Der Ernstfall begann mit gerade mal 14 dürren Worten. „Die Siag Schaaf Industrie AG, Dernbach, ist insolvent und wird in Kürze Insolvenzantrag stellen“, lautete die kurze Mitteilung, die der Windkraftzulieferer Siag aus dem Westerwald Mitte März verschickte.
Dieser Gang zum Amtsgericht Montabaur ist nicht bloß eine der rund 30.000 jährlichen Unternehmenspleiten in Deutschland. Er könnte am Ende eine ganze Säule der Unternehmensfinanzierung ins Wanken bringen: Mittelstandsanleihen.
Denn der Westerwälder Stahlbauer (Firmenmotto „Wir arbeiten an etwas ganz Großem“) ist das erste Unternehmen, das diese für Mittelständler relativ junge Form der Geldbeschaffung genutzt hat und nun in die Insolvenz geht. Prompt stürzte der Kurs der im vergangenen Sommer begebenen 50-Millionen-Euro-Anleihe auf unter zehn Prozent. Siags Insolvenzverwalter Jan Markus Plathner von der Sozietät Brinkmann & Partner in Frankfurt gab sich auf die Frage nach einem Ausfall der Anlegergelder vorsichtig: „Das hängt davon ab, wie das Insolvenzverfahren läuft und wie gut es mit der angestrebten Sanierung des Unternehmens klappt.“ Prompt wuchs an den Börsen und bei Finanzchefs die Furcht, die Anleger könnten die ganze Anlagegattung abstrafen, indem sie in großem Stil aus Mittelstandsanleihen flüchten.

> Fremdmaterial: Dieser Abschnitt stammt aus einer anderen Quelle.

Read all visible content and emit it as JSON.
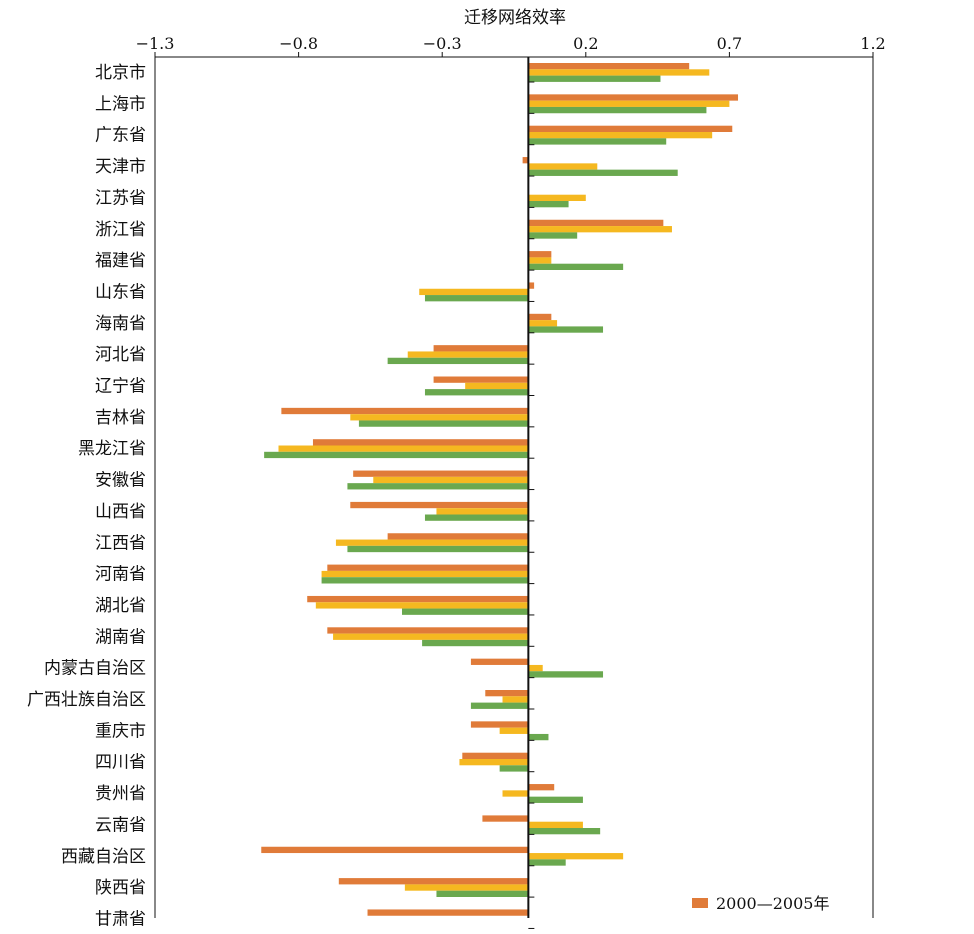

Dazu beantragte der Solarkonzern Q-Cells vergangenen Montag ebensfalls Insolvenz.

Nur wenige Anleihen mit Kursverlusten
Denn die Insolvenzen von Siag und Q-Cells treffen den Markt in einer kritischen Phase. Bereits in der zweiten Jahreshälfte 2011 mussten viele Unternehmen angesichts der Euro-Krise und einer drohenden Rezession ihre Pläne mangels Anlegerinteresses herunterschrauben oder die Ausgabe verschieben. Doch wegen der besseren Aussichten für Konjunktur und Euro ziehe die Nachfrage seit Februar wieder an, berichtet Andreas Uelhoff, Chef der Hamburger Immobilienfirma AVW Grund, die gerade eine Anleihe mit 6,1 Prozent Zinsen anbietet.
Bislang straften die Investoren nach der Siag-Pleite nur wenige Anleihen mit Kursverlusten, vor allem weitere Papiere aus der Windkraftbranche wie etwa Windsreich oder Eno Energy sowie die bereits vorher gebeutelten Solarunternehmen Solarwatt oder Payom Solar.
Risikominderung
Aber ganz ungeschoren wird die Anlageform am Ende nicht davonkommen, sagt Gerhard Rosenbauer von der Vermögensverwaltung Capital Forum mit Sitz in München und am bayrischen Tegernsee: „Die besonnene Reaktion der Anleger sollte nicht darüber hinwegtäuschen, dass der Markt aus dieser Pleite einiges lernen muss.“
Die erste Lektion lautet: Ein Unternehmen, das nach den aktuellen Insolvenzen eine Anleihe ausgeben will, sollte sich mithilfe von Experten und Banken gründlicher vorbereiten als bisher. Die zweite: transparenter auftreten. Dazu zählt nicht nur, dass die Emittenten vorab im Anleiheprospekt deutlich tiefere Einblicke ins Geschäft zulassen. Auch wenn die Anleihe erfolgreich am Markt platziert ist, raten Fachleute, die Anleger schneller und gründlicher zu informieren, etwa durch Quartalsberichte und Investorentage im Stil großer Aktiengesellschaften. „Das hält auch die Privatanleger bei der Stange“, sagt Lars Rosenberg, Mitarbeiter in der Handelsabteilung der Freien Internationalen Sparkasse aus Luxemburg.